Zsolt Kira
Research Scientist II
- Office:
- GTRI Headquarters, room 345B
- Phone:
- (404) 407-8493
- Email:
- zkira [at] gatech [dot] edu
- Website:
- http://www.zsoltkira.com
Biography
Zsolt Kira received his Ph.D. in 2010 from the Georgia Institute of Technology. He is interested in developing perception and machine learning algorithms for robotics, currently focusing on the two important areas described below. He has published multiple first-author publications in the robotics community, received several awards such as the best robotics paper award at AAMAS 2010, and has been invited to speak about his research at venues such as the Cognitive Vision Workshop at IROS 2009 and the 2010 SPIE invited session on Information Fusion and Cognitive Robotics. He is a member of ACM, IEEE, and IEEE Robotics and Automation Society.
Research Interests
Human-Robot Interaction: As robots become increasingly common, they will have to interact with humans in everyday environments. There overall question I am interested in is: How can robots perceive the outcome of such interactions with humans? Towards this end, I am interested in perception algorithms capable of accurately detecting social cues (e.g. facial expressions, body language) of the person that the robot is interacting with to estimate the person’s outcome from that interaction, i.e. whether it was a positive experience or not. I am also interested in how human operators can use these same natural gestures to control many robots at once, especially when the multi-robot system is a distributed swarm.
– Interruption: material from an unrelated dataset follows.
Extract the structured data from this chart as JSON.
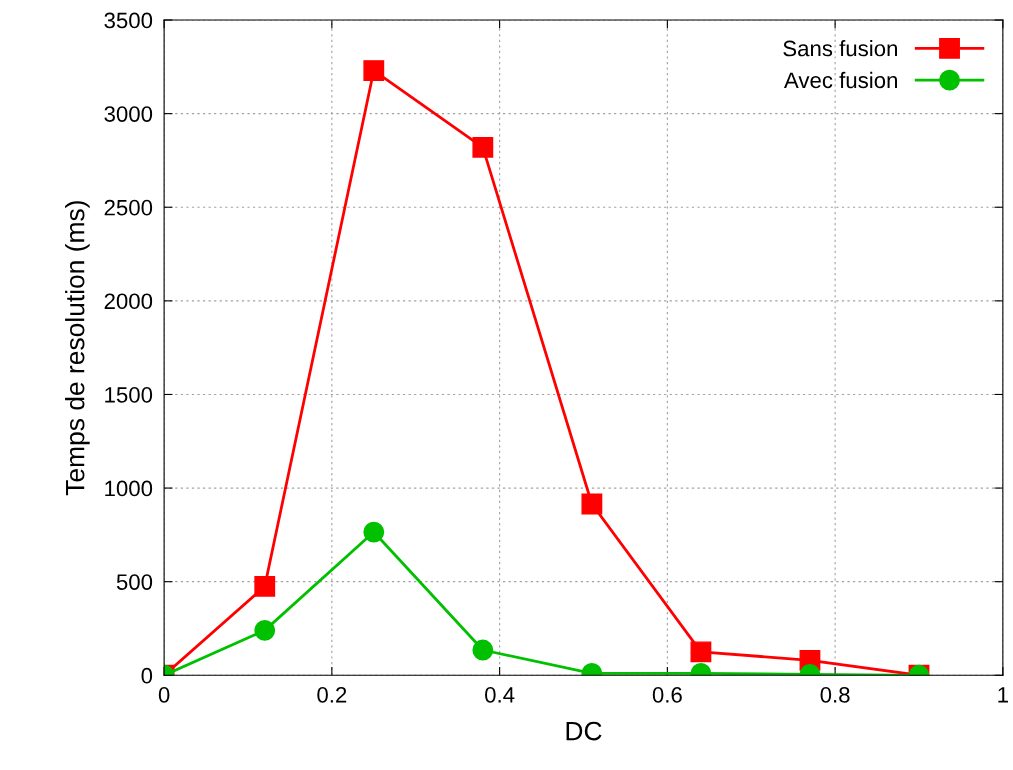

Robot-Robot Interaction: I am interested in how heterogeneous robots with different modalities can coordinate, communicate, and share knowledge. My dissertation made progress in showing how robots can teach each other, allowing the use of one robot's experiences to speed up learning on another robot (transfer learning). This work showed the applicability of information theoretic metrics to allow robots that differ perceptually to build models of their similarities and differences to facilitate such knowledge sharing. I plan to continue this line of research and explore information theory and statistical methods to allow the fusion of knowledge from multiple robots and modalities.